Dual-agonist incretin peptides from fish with potential for obesity-related Type 2 diabetes therapy – A review

Type Article

Journal Article


J. M. Conlon; F. P. M. O'Harte; P. R. Flatt

Year of publication










The long-acting glucagon-like peptide-1 receptor (GLP1R) agonist, semaglutide and the unimolecular glucose-dependent insulinotropic polypeptide receptor (GIPR)/GLP1R dual-agonist, tirzepatide have been successfully introduced as therapeutic options for patients with Type-2 diabetes (T2DM) and obesity. Proglucagon-derived peptides from phylogenetically ancient fish act as naturally occurring dual agonists at the GLP1R and the glucagon receptor (GCGR) with lamprey GLP-1 and paddlefish glucagon being the most potent and effective in stimulating insulin release from BRIN-BD11 clonal β-cells. These peptides were also the most effective in lowering blood glucose and elevating plasma insulin concentrations when administered intraperitoneally to overnight-fasted mice together with a glucose load. Zebrafish GIP acts as a dual agonist at the GIPR and GLP1R receptors. Studies with the high fat-fed mouse, an animal model with obesity, impaired glucose-tolerance and insulin-resistance, have shown that twice-daily administration of the long-acting analogs [D-Ala(2)]palmitoyl-lamprey GLP-1 and [D-Ser(2)]palmitoyl-paddlefish glucagon over 21 days improves glucose tolerance and insulin sensitivity.
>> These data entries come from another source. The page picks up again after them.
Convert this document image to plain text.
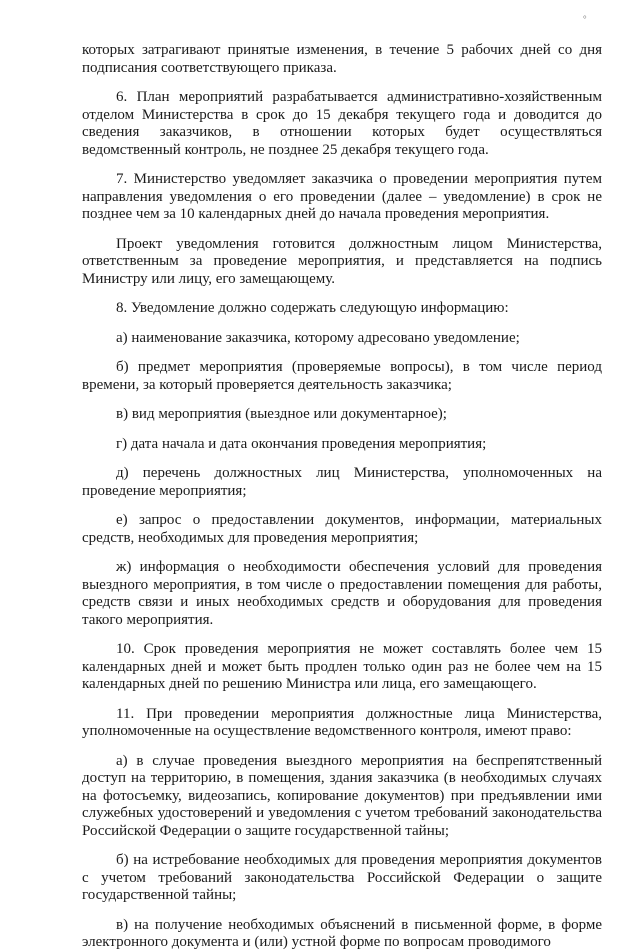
°

которых затрагивают принятые изменения, в течение 5 рабочих дней со дня подписания соответствующего приказа.

6. План мероприятий разрабатывается административно-хозяйственным отделом Министерства в срок до 15 декабря текущего года и доводится до сведения заказчиков, в отношении которых будет осуществляться ведомственный контроль, не позднее 25 декабря текущего года.

7. Министерство уведомляет заказчика о проведении мероприятия путем направления уведомления о его проведении (далее – уведомление) в срок не позднее чем за 10 календарных дней до начала проведения мероприятия.

Проект уведомления готовится должностным лицом Министерства, ответственным за проведение мероприятия, и представляется на подпись Министру или лицу, его замещающему.

8. Уведомление должно содержать следующую информацию:

а) наименование заказчика, которому адресовано уведомление;

б) предмет мероприятия (проверяемые вопросы), в том числе период времени, за который проверяется деятельность заказчика;

в) вид мероприятия (выездное или документарное);

г) дата начала и дата окончания проведения мероприятия;

д) перечень должностных лиц Министерства, уполномоченных на проведение мероприятия;

е) запрос о предоставлении документов, информации, материальных средств, необходимых для проведения мероприятия;

ж) информация о необходимости обеспечения условий для проведения выездного мероприятия, в том числе о предоставлении помещения для работы, средств связи и иных необходимых средств и оборудования для проведения такого мероприятия.

10. Срок проведения мероприятия не может составлять более чем 15 календарных дней и может быть продлен только один раз не более чем на 15 календарных дней по решению Министра или лица, его замещающего.

11. При проведении мероприятия должностные лица Министерства, уполномоченные на осуществление ведомственного контроля, имеют право:

а) в случае проведения выездного мероприятия на беспрепятственный доступ на территорию, в помещения, здания заказчика (в необходимых случаях на фотосъемку, видеозапись, копирование документов) при предъявлении ими служебных удостоверений и уведомления с учетом требований законодательства Российской Федерации о защите государственной тайны;

б) на истребование необходимых для проведения мероприятия документов с учетом требований законодательства Российской Федерации о защите государственной тайны;

в) на получение необходимых объяснений в письменной форме, в форме электронного документа и (или) устной форме по вопросам проводимого
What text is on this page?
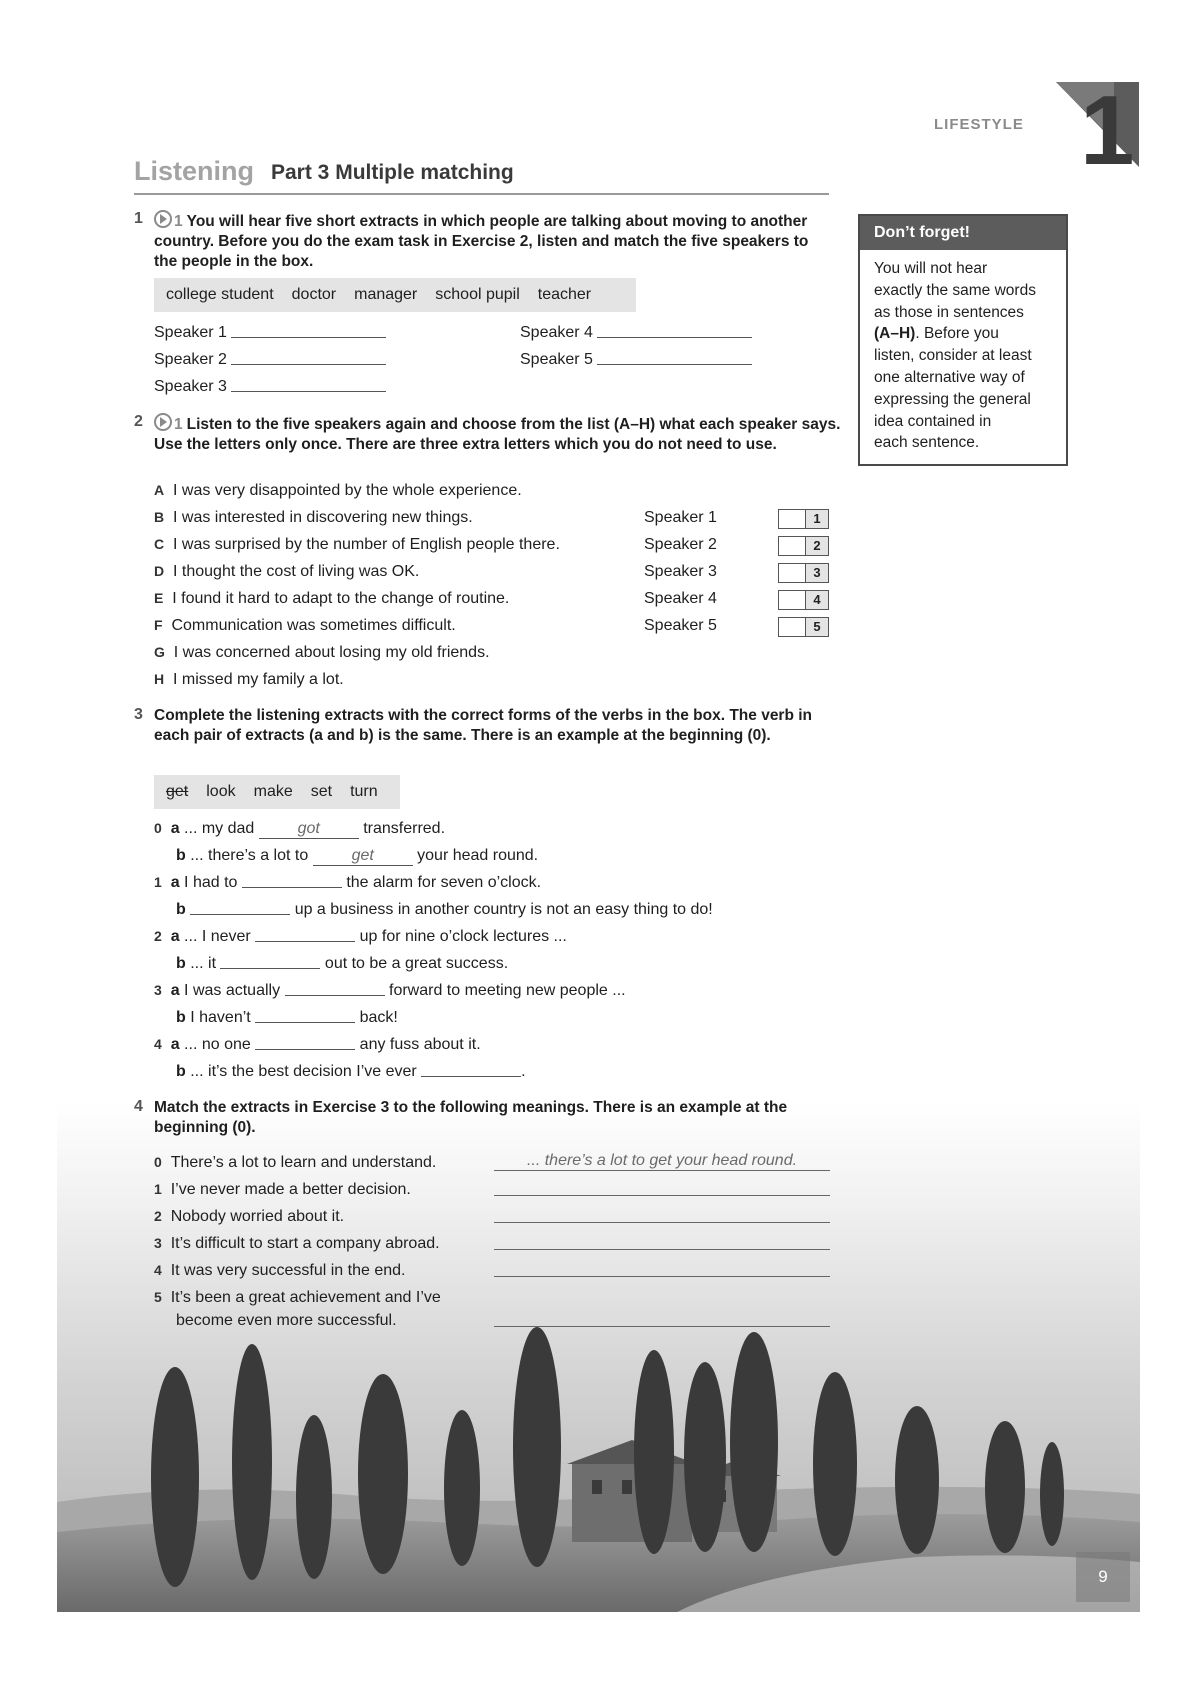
LIFESTYLE 1
Listening Part 3 Multiple matching
1	1 You will hear five short extracts in which people are talking about moving to another country. Before you do the exam task in Exercise 2, listen and match the five speakers to the people in the box.
college student doctor manager school pupil teacher
Speaker 1
Speaker 2
Speaker 3
Speaker 4
Speaker 5
2	1 Listen to the five speakers again and choose from the list (A–H) what each speaker says. Use the letters only once. There are three extra letters which you do not need to use.
A I was very disappointed by the whole experience.
B I was interested in discovering new things.
C I was surprised by the number of English people there.
D I thought the cost of living was OK.
E I found it hard to adapt to the change of routine.
F Communication was sometimes difficult.
G I was concerned about losing my old friends.
H I missed my family a lot.
Speaker 1	1
Speaker 2	2
Speaker 3	3
Speaker 4	4
Speaker 5	5
3 Complete the listening extracts with the correct forms of the verbs in the box. The verb in each pair of extracts (a and b) is the same. There is an example at the beginning (0).
get look make set turn
0 a ... my dad	got	transferred.
b ... there’s a lot to	get	your head round.
1 a I had to	the alarm for seven o’clock.
b	up a business in another country is not an easy thing to do!
2 a ... I never	up for nine o’clock lectures ...
b ... it	out to be a great success.
3 a I was actually	forward to meeting new people ...
b I haven’t	back!
4 a ... no one	any fuss about it.
b ... it’s the best decision I’ve ever	.
4 Match the extracts in Exercise 3 to the following meanings. There is an example at the beginning (0).
0 There’s a lot to learn and understand.	... there’s a lot to get your head round.
1 I’ve never made a better decision.
2 Nobody worried about it.
3 It’s difficult to start a company abroad.
4 It was very successful in the end.
5 It’s been a great achievement and I’ve
become even more successful.
Don’t forget!
You will not hear
exactly the same words
as those in sentences
(A–H). Before you
listen, consider at least
one alternative way of
expressing the general
idea contained in
each sentence.
9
This was associated with β-cell proliferation, protection of β-cells against apoptosis, decreased pancreatic glucagon content, improved lipid profile, reduced food intake and selective alteration in the expression of genes involved in β-cell stimulus-secretion coupling. In insulin-deficient Glu(CreERT2);ROSA26-eYFP transgenic mice, the peptides promoted an increase in β-cell mass with positive effects on transdifferentiation of glucagon-producing to insulin-producing cells. Naturally occurring fish dual agonist peptides, particularly lamprey GLP-1 and paddlefish glucagon, provide templates for development into therapeutic agents for obesity-related T2DM.